ADS2GO
My first stab at the entrepreneurial mindset came in Los Angeles, when the little ad agency I was working for went belly-up.
At the time, my nights and weekends were consumed with trying to break into the movie business as a screenwriter.
Suddenly I was broke and on the street. I thought, “Much as I’m terrified of it, I have to start my own business.”
I’ll be a freelancer. I’ll write ads for hire.
I remember vividly sitting down with a friend who was a bookkeeper, as she instructed me in how to set up a DBA—“Doing Business As”—and how to keep my accounting books. She taught me the old-fashioned way, with a pencil and a columnar pad. I still do it that way.

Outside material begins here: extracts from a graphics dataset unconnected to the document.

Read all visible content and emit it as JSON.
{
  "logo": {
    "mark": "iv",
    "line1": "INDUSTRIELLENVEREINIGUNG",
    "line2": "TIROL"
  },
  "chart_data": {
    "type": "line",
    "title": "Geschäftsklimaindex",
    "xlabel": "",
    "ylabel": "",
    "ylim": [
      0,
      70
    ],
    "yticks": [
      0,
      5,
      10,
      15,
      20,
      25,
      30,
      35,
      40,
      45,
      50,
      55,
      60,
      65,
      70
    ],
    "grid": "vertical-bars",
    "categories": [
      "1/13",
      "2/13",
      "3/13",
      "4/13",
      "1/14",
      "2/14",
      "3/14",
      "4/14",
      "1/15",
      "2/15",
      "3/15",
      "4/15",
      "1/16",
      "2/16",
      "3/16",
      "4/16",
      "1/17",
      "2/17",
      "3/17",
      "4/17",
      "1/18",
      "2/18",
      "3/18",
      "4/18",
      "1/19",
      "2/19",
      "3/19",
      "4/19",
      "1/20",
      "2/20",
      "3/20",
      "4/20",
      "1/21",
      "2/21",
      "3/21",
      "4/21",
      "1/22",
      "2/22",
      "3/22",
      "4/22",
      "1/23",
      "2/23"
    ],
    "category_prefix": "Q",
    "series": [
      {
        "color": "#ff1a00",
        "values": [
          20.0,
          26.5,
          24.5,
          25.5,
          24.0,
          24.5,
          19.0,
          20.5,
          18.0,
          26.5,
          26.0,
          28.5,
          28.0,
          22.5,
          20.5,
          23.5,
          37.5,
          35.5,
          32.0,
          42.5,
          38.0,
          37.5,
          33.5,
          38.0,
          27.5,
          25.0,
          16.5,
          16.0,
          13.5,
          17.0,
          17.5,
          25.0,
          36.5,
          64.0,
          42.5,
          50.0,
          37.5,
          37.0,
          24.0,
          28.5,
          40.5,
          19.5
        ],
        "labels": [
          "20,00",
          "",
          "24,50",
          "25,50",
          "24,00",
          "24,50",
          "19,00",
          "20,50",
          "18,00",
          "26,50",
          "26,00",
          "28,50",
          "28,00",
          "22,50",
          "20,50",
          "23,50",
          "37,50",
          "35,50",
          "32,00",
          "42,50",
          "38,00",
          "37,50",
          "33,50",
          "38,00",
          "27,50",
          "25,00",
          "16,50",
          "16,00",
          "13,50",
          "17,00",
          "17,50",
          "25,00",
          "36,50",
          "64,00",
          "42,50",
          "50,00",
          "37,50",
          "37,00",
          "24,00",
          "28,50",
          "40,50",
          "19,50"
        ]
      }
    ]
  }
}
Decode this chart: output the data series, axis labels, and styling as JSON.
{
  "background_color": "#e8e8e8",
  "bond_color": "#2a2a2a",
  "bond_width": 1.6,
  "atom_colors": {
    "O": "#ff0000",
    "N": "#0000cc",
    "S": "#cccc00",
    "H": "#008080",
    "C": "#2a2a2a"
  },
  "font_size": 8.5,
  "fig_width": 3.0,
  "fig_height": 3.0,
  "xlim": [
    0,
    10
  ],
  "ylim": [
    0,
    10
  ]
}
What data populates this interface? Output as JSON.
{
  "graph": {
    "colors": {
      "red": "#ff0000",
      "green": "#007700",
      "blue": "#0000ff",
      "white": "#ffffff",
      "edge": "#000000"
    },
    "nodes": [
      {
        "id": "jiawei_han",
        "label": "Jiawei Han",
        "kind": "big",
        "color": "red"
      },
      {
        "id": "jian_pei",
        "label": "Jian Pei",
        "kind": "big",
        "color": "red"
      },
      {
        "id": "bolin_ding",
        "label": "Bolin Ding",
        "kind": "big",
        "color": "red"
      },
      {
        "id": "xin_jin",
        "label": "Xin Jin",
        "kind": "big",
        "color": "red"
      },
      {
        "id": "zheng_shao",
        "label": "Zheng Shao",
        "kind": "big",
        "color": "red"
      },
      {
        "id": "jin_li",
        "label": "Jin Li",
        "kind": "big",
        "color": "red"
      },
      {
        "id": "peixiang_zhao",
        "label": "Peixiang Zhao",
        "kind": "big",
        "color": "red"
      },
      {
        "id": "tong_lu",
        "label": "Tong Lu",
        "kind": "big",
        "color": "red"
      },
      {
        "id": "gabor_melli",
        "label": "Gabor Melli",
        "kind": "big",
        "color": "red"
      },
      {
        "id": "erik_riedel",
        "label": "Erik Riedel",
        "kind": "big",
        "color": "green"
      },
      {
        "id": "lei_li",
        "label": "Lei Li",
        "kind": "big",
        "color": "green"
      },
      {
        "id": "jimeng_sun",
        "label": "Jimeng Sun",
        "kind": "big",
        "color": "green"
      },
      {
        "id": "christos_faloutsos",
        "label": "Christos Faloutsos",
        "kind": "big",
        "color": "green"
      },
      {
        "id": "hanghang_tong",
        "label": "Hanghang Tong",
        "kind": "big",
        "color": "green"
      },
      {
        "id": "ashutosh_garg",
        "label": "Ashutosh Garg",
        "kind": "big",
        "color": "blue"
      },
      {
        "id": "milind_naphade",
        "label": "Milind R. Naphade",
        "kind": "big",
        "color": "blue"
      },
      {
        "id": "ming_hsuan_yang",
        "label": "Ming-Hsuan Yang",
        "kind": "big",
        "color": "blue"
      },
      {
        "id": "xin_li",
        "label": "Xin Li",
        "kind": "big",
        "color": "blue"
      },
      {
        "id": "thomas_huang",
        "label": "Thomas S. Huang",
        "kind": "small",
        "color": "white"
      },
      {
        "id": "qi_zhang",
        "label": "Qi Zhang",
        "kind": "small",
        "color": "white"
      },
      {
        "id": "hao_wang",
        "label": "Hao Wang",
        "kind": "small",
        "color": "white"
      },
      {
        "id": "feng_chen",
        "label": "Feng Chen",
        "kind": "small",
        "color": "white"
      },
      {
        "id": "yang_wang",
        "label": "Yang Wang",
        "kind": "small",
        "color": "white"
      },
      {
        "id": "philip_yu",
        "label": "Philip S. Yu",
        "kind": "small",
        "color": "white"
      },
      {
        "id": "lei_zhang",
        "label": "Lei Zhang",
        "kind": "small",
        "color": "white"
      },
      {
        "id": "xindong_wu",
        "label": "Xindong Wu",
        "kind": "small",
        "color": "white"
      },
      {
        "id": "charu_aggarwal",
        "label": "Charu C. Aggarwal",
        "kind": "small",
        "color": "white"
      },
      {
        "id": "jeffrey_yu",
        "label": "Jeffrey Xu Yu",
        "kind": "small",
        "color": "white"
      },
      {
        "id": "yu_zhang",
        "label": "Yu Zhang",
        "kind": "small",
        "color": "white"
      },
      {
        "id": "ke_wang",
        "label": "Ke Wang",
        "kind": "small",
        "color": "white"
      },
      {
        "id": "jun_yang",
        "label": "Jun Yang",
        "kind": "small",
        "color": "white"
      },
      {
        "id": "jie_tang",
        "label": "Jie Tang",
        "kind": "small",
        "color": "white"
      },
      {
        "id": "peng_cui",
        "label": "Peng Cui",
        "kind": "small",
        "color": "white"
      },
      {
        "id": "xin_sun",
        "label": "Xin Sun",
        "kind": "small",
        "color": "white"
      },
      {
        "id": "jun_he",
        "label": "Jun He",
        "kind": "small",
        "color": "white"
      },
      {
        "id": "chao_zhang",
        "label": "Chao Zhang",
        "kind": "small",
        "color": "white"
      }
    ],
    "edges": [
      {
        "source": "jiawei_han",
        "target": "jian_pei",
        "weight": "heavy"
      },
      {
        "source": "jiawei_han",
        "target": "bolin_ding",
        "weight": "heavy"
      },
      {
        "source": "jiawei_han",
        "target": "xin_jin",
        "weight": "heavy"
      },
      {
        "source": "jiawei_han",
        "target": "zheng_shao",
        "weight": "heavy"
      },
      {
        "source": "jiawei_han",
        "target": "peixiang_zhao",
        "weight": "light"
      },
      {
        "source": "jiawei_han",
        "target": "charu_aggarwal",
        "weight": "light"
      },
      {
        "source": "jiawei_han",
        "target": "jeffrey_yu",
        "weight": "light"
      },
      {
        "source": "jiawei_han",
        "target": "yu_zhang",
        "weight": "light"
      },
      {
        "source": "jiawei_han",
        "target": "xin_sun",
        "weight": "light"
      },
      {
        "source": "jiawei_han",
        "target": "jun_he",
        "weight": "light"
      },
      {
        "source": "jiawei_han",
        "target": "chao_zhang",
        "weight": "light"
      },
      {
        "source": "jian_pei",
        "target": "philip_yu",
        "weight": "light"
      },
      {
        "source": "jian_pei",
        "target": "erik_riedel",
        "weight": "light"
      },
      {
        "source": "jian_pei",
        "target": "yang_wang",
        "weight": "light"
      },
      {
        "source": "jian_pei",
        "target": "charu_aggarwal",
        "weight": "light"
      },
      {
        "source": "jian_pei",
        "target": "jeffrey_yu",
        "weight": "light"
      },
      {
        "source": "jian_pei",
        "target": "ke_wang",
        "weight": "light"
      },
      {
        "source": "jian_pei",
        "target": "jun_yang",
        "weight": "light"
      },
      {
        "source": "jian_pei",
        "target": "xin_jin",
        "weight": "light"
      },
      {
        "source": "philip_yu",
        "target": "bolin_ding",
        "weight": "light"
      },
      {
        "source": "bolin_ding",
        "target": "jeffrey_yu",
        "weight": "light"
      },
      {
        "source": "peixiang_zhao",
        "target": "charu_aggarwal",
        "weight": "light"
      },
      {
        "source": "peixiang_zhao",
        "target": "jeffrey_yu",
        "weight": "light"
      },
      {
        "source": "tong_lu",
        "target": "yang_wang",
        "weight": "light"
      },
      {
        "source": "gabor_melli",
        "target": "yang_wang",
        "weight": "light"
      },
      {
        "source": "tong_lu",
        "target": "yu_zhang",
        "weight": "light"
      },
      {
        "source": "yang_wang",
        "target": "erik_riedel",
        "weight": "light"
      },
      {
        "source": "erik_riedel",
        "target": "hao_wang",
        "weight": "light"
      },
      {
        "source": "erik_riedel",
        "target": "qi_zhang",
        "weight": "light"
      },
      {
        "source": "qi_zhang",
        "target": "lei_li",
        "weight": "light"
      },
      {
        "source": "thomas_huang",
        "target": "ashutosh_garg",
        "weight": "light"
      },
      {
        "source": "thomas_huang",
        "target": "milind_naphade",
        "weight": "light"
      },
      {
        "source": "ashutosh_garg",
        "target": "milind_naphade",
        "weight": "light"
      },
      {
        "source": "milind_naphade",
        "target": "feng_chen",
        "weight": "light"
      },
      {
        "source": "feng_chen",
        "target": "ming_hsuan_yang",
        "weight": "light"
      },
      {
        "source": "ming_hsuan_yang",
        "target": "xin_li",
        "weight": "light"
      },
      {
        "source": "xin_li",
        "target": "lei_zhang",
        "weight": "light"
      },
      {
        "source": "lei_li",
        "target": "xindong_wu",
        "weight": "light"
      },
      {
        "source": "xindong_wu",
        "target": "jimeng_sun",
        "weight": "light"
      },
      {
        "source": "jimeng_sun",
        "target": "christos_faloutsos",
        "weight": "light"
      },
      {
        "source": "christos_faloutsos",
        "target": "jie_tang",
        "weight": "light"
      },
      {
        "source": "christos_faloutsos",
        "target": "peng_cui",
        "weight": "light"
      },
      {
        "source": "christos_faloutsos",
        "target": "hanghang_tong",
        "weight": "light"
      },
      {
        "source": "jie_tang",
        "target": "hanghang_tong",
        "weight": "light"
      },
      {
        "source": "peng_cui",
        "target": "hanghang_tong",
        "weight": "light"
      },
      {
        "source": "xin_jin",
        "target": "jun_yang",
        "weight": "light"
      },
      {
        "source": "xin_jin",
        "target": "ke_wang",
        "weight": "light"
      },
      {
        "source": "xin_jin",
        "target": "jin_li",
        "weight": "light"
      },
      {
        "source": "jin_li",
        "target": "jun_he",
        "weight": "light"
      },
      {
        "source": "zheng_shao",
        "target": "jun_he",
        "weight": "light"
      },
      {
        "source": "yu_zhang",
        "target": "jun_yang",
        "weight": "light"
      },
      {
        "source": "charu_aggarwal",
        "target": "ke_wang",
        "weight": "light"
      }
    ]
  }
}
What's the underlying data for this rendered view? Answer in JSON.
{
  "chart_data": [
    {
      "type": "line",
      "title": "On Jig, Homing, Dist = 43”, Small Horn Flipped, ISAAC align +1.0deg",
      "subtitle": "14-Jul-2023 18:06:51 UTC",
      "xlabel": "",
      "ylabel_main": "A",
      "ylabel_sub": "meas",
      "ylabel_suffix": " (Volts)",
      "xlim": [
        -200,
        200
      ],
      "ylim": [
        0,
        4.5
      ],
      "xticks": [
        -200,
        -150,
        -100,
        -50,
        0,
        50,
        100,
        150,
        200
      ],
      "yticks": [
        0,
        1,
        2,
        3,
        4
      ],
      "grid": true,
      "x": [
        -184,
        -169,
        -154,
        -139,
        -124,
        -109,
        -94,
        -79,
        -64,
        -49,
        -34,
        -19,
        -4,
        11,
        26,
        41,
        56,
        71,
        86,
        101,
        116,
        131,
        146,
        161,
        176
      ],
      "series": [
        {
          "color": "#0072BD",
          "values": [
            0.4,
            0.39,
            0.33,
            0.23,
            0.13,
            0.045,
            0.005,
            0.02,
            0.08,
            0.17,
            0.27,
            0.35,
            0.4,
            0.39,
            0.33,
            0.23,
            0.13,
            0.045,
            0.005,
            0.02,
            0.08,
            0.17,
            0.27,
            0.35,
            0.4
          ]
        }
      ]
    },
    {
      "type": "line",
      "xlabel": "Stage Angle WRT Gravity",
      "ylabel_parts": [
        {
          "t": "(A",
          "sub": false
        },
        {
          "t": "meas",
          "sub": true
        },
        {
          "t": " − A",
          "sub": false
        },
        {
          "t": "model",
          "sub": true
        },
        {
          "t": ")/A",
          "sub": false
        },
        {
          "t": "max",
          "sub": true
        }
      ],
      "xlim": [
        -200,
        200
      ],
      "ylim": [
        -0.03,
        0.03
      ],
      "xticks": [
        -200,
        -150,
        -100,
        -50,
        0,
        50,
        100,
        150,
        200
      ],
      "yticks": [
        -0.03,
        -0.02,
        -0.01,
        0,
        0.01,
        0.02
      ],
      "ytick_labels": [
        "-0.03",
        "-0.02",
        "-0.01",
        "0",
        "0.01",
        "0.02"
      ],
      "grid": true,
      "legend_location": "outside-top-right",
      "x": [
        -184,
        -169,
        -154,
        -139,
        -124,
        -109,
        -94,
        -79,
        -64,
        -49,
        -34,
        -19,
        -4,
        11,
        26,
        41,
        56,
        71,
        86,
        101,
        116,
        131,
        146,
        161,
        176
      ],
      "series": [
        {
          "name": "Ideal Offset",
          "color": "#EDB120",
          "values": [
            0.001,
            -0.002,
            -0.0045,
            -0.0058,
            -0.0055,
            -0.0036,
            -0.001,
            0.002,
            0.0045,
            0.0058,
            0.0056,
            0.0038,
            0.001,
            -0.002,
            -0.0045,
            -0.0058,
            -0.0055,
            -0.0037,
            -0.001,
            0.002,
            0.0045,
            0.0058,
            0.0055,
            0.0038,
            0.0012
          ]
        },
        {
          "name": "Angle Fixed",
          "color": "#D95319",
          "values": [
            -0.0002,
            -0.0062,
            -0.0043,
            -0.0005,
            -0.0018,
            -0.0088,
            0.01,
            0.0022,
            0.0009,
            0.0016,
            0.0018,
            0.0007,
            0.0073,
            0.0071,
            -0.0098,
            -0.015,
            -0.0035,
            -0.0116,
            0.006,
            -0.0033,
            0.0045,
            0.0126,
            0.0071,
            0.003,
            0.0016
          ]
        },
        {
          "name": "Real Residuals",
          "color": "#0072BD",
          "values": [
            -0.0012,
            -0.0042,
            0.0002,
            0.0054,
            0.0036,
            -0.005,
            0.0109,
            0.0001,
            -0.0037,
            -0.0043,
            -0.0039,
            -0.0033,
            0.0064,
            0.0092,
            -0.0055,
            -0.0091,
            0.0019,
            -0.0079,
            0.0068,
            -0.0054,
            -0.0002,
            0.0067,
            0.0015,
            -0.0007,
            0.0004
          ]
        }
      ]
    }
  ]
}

I named my new business ADS2GO. I designed stationery and even had a logo—a California license plate with ADS2GO on it.

All my life, I had worked for other people. I always had a boss. I was always an employee.
It was terrifying to get out and hustle. I hated it. I hate it to this day. But I had a movie-writing dream. I had to support it somehow.
I was in my late forties when I started, with massive trepidation, that little one-man business. I still face all such enterprises with the same trepidation (read: RESISTANCE). But that modest success got me out of the “employee” mindset. It laid the foundation for becoming—and thinking and acting like—an artist and an entrepreneur.